Characteristics of the population are shown in Table 1. Stage II CC patients received AC significantly less often than stage III CC patients (P<0.0001). Patients receiving post-op AC were significantly younger than those not receiving AC (mean age of 67.6 vs. 77.9 years, P<0.0001). This difference was greater in the stage III only population (mean age of 69 vs. 82.4 years, P<0.0001). Patients who did not receive AC were more often not living as a couple and were retired.
Factors associated with access to post-operative chemotherapy are shown in Table 2. In multivariate analysis, adjusted for the regional departments and type of health facility (public or private), only two factors were associated with not receiving AC: older age (P<0.0001) and cancer stage (P<0.0001).
Time to adjuvant chemotherapy
Among the patients receiving AC, the mean time between colectomy and AC was 48 days (SD =14.2). The time to AC exceeded 42 days in 60% of the cases (Figure 2), 56 days in 29%, and 84 days in only 6% (Table 3).
There was an association by univariate analysis between time to AC and living as a couple, mode of cancer detection, postoperative morbidities and type of colectomy. Age and colon cancer stage were not associated with increased time to receiving AC (Table 4).
Three factors were associated with increased time to AC by multivariate analysis: not living as a couple (+6.7 days, P=0.04), cancer detected during an emergency colectomy compared to clinical signs (+7.9 days, P=0.05), and the presence of postoperative morbidities (+7.5 days, P=0.04) (Table 4).
Our study addressed colon cancers eligible for colectomy and focused on patient-dependent factors associated with access and time to AC, two factors that have a prognostic impact. Few studies have focused on these two aspects in the same population.
We included 404 patients who underwent surgery for stage II or III colon cancer, in the “Région Centre-Val de Loire” of France. We selected patients based on a hospital discharge database which covered all colectomies for colon cancer in 23/24 authorized health facilities participating in the study. For each case, access to the medical record made it possible to collect all available data.
The presence of missing values for socio demographic variables (i.e., living as a couple or not, professional situation, occupational status), due to the retrospective analysis, led to a statistical loss of power but underlines the strength of our significant findings.

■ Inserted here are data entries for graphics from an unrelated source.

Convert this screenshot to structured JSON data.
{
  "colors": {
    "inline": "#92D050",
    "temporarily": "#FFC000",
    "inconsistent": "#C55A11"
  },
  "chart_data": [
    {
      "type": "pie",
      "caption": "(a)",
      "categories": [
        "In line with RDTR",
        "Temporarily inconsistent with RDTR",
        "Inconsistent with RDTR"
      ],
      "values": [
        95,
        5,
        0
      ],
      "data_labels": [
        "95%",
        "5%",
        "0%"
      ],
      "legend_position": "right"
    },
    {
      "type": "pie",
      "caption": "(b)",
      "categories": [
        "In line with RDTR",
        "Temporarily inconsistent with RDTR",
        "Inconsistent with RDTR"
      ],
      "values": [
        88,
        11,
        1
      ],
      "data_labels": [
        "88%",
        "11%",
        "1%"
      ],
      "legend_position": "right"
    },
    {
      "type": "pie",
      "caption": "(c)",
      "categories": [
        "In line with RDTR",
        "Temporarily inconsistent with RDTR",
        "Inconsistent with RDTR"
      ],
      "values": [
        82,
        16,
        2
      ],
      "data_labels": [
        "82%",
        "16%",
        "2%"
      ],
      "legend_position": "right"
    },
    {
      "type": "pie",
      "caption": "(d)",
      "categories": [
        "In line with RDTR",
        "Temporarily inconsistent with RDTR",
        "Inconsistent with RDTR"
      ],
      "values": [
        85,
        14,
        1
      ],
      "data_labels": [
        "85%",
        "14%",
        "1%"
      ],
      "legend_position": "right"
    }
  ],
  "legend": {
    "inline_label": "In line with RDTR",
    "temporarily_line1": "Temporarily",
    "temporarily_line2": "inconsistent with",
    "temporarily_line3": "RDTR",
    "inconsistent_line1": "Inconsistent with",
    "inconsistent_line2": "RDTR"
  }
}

Age was significantly associated with less access to AC (P<0.0001), even for stage III colon cancer where AC is strongly recommended in guidelines (24,25). This finding is in accordance with other studies (17,18,26,27). Similarly, the times to AC are similar to those found in the French national study (by the National Cancer Institute), indicating that our regional sample is representative of the CC population.
We found that some patient characteristics are associated with access (age) and time (not living in couple, emergency colectomy and postoperative morbidities) to AC. Measures implemented in several countries to increase access or shorten the time to AC mostly focus on organizational factors which are identified by studying the functioning of each health facility. These measures are unlikely to modify the factors identified in our study, which should be taken into account when evaluating the impact of organizational measures. Finally, age was a factor of that affected access to AC rather than the time to AC. This aspect requires further study and an appropriate oncogeriatric approach.
Conflicts of Interest: The authors have no conflicts of interest to declare.
Ethical Statement: The study was approved by the CNIL (the French data protection authorities) and CCTIRS (French Advisory Committee on Information Processing in Material Research in the Field of Health), decision DR-2014-132.